Добавить в цитаты Настройки чтения

Страница 5 из 59



Исторические концепции царицы не имеют научного значения. Тем не менее ее интерес к истории дал весьма полезный для исторической науки побочный результат. В течение тридцати лет собирала она древние рукописи. И, поскольку собирателем была императрица, ее собрание рукописных книг наперебой старались пополнять ценными рукописями губернаторы, митрополиты и коллекционеры. Так, например, уже упомянутый Мусин-Пушкин неоднократно дарил царице рукописи, а также постоянно обменивался ими с ней. В результате у Екатерины в Эрмитаже образовалась богатейшая коллекция древнерусских рукописей. В ее составе знаменитый «Изборник» 1076 г. — древнейшая книга для чтения, «Судебник» Ивана Грозного, больше шестидесяти летописей разных веков, написанных в различных русских княжествах, среди них уникальный по своей полноте «Московский летописный свод» 1480 г.

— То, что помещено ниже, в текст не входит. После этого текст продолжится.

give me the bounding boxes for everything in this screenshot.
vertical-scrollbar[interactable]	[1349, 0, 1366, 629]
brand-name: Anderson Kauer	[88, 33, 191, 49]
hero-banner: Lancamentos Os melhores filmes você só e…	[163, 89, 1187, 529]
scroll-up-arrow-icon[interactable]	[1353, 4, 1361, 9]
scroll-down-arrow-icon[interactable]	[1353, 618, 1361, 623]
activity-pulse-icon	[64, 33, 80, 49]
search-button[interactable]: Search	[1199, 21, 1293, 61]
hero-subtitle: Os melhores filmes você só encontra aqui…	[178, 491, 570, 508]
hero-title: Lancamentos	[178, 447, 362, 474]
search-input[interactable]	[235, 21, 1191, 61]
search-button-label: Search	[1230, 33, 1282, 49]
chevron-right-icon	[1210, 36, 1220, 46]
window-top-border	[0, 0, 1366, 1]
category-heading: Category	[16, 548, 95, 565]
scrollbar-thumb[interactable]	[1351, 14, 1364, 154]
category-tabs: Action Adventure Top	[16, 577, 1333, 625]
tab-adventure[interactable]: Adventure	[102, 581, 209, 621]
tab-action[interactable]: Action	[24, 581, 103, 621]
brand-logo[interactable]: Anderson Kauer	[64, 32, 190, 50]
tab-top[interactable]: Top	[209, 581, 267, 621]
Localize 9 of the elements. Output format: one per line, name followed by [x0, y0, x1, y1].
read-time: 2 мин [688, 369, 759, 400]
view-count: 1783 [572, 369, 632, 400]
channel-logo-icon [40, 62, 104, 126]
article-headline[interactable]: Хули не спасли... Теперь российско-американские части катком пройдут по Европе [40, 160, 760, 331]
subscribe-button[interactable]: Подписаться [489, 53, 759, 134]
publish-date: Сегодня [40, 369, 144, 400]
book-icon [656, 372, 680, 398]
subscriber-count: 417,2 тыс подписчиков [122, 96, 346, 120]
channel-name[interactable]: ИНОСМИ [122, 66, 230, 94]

… Однажды я раскрыл шкаф, в котором хранятся рукописи Эрмитажного собрания, и взял с полки для описания в каталоге очередную рукопись. Я нес к своему рабочему месту этот тяжелый фолиант, так же мало догадываясь о том, что держу на руках нечто совершенно исключительное, как, например, кормилица, держащая на руках младенца, не догадывается, что из него вырастет Пушкин или Бетховен. Не испытал я особого потрясения и после того, как раскрыл эту изрядно толстую, более двух тысяч листов, исписанных мелкой, но четкой скорописью XVII в., рукопись и прочел заголовок: «Книга розрядная великих князей и государей царей московских и всеа Руси».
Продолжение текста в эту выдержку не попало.